Toast the Nuts
Preheat the oven to 350° F
Spread the pistachios on a rimmed baking sheet and toast until they're just beginning to brown (~ 4 minutes). Transfer them to a plate, let them cool, and then coarsely chop
On the same baking sheet, spread the almonds and toast until their golden brown (~ 5-8 minutes). Let cool and set aside
Pre-Cook the Rice
Place rice in a fine-mesh sieve and rinse under cold water until water runs clear.
Cook the rinsed rice in a large pot of boiling, salted water, stirring occasionally until grains have lengthened but are still firm, 6–7 minutes; drain and rinse again under cold water.
Spread the rice on another rimmed baking sheet and let cool
Cook the Carrots
Meanwhile, using a vegetable peeler, remove the zest from orange and thinly slice it lengthwise (reserve the flesh for another use).
In a medium saucepan, add the sugar and water. Bring to a boil, stirring frequently to dissolve the sugar
Add the orange zest and carrots, reduce heat, and simmer, stirring occasionally, until carrots are tender (~ 15–20 minutes).
Drain and set aside (discard the syrup)
Prepare the Barberries, Raisins, and Saffron
Combine barberries and raisins in a small bowl. Cover with hot water and let soak 10-15 minutes, or until they've pumped up. Drain and set aside.
In another small bowl, add the saffron threads and ¼ cup hot water. Set aside
Fruit and Nut Mix
In a large skillet over medium, heat the butter and 1 Tbsp olive oil.
Add the onion, season with sea salt, and cook, stirring often, until soft and beginning to brown (~ 8–10 minutes)
Add the cardamom, cumin, turmeric, and 1 Tbsp of the saffron mixture. Cook, stirring constantly, until fragrant (~ 1 minute)
Reduce the heat to low, add the barberries and raisins; cook, stirring often (~ 3 minutes).
Stir in the reserved roasted nuts, orange zest, and carrot mixture; season with salt.
Set fruit and nut mixture aside
Heat the remaining 3 Tbsp oil in a large wide heavy pot, over medium heat.
Add half of the rice, spreading evenly.
Top with the fruit and nut mixture, then the remaining rice, spreading evenly.
Using the end of a wooden spoon, poke holes in the rice, all the way through to the bottom of the pot (to release steam and help the rice cook evenly).
Drizzle the remaining saffron mixture over rice.
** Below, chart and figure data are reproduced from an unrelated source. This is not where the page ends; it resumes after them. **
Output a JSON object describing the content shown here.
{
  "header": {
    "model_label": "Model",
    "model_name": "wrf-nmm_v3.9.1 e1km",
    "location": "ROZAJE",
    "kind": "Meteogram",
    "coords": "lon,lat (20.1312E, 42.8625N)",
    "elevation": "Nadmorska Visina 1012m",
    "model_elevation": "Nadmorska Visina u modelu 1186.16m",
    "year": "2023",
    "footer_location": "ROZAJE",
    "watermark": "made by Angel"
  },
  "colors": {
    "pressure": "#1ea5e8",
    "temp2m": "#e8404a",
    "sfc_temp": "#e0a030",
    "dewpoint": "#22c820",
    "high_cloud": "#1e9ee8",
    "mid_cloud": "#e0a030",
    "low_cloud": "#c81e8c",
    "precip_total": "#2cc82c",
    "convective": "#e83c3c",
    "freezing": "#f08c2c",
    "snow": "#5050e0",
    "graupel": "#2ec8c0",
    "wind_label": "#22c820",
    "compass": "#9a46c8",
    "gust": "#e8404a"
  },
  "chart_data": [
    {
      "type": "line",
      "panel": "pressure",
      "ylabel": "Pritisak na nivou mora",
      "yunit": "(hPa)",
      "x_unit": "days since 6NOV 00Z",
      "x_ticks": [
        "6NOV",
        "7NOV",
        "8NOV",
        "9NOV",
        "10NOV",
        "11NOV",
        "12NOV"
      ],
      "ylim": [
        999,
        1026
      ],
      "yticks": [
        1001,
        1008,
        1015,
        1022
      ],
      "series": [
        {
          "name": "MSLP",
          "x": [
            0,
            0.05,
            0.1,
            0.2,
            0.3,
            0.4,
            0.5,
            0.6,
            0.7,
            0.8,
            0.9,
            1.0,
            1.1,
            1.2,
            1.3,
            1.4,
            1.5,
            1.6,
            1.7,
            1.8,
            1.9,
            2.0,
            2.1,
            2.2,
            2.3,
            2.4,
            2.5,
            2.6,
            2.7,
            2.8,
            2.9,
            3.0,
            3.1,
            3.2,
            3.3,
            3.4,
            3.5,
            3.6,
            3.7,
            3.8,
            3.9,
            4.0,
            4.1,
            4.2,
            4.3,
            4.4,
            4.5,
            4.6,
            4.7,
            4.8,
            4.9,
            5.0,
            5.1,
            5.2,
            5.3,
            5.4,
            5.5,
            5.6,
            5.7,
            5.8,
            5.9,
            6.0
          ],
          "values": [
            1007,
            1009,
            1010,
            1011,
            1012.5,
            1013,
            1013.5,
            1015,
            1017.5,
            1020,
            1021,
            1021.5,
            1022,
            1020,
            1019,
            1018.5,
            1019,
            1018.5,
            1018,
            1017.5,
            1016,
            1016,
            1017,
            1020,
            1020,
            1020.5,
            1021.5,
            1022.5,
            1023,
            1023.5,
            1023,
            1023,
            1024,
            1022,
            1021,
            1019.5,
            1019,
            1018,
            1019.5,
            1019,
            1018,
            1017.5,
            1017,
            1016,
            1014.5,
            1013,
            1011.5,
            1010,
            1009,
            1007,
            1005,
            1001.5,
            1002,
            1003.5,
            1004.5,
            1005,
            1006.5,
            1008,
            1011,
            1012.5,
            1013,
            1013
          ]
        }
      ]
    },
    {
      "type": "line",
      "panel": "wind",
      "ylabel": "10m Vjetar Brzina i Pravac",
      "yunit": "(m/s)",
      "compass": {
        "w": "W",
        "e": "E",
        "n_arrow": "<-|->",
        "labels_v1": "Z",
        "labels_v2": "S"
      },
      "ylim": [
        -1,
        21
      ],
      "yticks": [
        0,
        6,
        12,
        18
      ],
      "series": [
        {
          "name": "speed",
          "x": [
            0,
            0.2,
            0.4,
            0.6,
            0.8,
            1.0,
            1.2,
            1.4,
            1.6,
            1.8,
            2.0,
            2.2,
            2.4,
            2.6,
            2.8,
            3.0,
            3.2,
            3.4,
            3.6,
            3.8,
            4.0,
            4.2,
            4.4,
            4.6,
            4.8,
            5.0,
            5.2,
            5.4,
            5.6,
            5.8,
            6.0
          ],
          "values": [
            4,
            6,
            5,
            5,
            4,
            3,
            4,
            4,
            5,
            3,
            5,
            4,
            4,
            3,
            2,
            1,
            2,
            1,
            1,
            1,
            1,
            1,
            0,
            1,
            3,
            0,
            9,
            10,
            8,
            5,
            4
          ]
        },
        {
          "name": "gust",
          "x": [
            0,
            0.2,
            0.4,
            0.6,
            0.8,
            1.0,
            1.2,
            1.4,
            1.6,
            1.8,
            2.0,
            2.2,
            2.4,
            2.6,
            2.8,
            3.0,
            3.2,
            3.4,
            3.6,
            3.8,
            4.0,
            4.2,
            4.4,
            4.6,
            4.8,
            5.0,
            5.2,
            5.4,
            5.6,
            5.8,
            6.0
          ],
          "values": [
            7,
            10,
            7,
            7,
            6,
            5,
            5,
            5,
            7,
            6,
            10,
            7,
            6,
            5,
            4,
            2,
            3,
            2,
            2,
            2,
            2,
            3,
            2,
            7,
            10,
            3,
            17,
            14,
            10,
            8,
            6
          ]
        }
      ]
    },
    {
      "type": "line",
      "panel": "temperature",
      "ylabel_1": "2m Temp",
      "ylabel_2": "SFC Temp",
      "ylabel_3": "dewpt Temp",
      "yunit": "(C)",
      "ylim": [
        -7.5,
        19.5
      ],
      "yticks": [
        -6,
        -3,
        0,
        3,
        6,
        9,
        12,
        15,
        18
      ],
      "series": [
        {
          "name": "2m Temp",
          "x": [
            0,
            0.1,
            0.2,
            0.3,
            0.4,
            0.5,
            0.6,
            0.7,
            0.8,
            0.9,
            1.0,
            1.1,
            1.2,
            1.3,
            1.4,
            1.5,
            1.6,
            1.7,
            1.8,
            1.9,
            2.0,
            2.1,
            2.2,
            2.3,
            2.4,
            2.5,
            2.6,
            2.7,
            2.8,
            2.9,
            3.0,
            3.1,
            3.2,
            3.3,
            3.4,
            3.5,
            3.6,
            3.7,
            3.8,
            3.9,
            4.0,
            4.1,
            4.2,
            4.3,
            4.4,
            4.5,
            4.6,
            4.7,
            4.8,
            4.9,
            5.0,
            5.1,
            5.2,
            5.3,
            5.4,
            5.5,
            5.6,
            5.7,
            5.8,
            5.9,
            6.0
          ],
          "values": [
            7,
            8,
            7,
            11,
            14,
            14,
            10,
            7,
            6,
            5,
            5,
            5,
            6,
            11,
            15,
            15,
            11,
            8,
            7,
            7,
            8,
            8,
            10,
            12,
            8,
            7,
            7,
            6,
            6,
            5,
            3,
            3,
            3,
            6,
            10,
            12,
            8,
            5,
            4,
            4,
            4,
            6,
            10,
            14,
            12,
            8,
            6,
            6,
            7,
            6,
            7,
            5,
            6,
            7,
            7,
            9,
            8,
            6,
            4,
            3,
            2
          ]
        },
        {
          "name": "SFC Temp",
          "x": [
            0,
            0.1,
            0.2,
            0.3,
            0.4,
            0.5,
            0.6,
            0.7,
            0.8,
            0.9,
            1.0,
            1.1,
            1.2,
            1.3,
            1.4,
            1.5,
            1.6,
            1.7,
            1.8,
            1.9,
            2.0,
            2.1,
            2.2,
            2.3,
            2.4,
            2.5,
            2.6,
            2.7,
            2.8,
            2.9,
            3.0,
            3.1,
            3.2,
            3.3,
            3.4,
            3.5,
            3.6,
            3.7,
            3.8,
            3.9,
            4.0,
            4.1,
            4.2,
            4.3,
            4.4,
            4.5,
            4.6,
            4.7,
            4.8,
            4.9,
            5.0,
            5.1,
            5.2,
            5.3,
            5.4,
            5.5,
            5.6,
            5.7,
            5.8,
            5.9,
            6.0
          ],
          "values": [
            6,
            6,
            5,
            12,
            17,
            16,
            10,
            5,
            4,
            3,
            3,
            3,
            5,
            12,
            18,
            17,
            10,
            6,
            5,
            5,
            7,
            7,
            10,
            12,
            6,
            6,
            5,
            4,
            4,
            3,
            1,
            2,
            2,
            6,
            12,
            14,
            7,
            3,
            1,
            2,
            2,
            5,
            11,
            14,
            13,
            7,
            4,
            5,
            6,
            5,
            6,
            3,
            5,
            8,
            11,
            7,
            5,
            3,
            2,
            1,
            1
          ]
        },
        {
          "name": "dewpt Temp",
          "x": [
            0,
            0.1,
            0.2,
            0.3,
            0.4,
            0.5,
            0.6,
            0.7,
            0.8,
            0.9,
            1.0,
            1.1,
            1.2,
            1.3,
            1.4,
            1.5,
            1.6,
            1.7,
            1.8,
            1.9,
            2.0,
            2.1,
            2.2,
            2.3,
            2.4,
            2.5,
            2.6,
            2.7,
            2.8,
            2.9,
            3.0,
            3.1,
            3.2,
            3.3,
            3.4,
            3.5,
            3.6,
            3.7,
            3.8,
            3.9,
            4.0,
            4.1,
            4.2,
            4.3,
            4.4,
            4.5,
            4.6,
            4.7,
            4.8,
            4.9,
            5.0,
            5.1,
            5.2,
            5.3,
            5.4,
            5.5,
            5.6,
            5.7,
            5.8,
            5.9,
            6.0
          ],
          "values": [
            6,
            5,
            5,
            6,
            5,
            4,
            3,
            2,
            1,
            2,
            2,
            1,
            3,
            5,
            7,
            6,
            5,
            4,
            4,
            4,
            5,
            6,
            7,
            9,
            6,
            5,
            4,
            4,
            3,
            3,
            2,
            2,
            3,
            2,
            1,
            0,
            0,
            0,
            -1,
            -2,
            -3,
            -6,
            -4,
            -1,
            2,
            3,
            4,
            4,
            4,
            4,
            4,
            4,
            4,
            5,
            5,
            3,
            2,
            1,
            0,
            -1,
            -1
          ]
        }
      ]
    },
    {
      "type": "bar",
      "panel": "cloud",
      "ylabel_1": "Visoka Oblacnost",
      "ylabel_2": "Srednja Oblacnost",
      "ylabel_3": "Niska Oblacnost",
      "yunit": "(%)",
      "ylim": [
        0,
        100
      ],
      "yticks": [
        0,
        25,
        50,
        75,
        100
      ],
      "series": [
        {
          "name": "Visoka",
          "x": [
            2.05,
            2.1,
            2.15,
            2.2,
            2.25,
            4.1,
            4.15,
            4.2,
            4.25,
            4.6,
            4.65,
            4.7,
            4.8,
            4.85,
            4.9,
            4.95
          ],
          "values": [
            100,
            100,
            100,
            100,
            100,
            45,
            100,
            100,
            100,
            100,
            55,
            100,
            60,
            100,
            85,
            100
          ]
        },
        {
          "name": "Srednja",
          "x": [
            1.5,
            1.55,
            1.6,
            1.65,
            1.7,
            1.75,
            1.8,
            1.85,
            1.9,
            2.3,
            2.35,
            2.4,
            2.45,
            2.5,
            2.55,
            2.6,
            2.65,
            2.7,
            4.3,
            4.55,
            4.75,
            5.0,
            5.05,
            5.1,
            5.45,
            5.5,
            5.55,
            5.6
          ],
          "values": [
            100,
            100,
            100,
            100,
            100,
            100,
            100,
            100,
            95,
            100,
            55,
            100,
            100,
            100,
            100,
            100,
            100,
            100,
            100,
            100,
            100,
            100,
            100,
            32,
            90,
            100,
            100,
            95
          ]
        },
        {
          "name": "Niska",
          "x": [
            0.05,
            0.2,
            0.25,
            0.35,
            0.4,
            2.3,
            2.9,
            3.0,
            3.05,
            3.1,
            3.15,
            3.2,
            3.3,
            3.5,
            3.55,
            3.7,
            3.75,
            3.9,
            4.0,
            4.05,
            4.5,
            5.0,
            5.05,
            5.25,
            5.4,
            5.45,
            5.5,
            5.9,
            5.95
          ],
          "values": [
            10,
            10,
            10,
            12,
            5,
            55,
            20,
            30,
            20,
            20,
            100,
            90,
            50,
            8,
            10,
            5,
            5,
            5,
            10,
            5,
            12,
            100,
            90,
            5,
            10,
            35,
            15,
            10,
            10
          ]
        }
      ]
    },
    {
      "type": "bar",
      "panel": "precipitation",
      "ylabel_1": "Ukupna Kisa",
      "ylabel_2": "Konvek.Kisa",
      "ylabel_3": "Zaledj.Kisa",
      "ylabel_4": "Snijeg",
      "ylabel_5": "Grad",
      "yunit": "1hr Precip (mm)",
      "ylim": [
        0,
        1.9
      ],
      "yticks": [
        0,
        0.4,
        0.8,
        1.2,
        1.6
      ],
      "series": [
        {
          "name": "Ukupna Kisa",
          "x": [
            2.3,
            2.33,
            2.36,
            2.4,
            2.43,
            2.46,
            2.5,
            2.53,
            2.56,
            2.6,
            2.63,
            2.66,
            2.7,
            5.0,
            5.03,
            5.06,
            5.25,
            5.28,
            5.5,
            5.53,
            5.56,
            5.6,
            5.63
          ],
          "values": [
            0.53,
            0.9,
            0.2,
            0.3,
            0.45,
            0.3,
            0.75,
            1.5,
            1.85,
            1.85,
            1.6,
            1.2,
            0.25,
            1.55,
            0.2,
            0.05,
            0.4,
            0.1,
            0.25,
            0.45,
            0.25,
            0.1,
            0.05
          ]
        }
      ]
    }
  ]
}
Place a clean kitchen towel over the pot, cover with a tight-fitting lid, and secure loose edges of towel on top of the lid, using a rubber band or masking tape.
Cook until the pot has begun to steam (~ 5–8 minutes)
Reduce heat to very low and cook, without stirring, until the rice is tender and the bottom layer of the rice is browned and crisp (~ 30–40 minutes)
Scoop rice into a wide serving bowl, breaking the bottom crust into pieces
DO AHEAD: Fruit and nut mixture can be made 2 days ahead. Cover fruit and nut mixture and remaining saffron mixture separately and chill.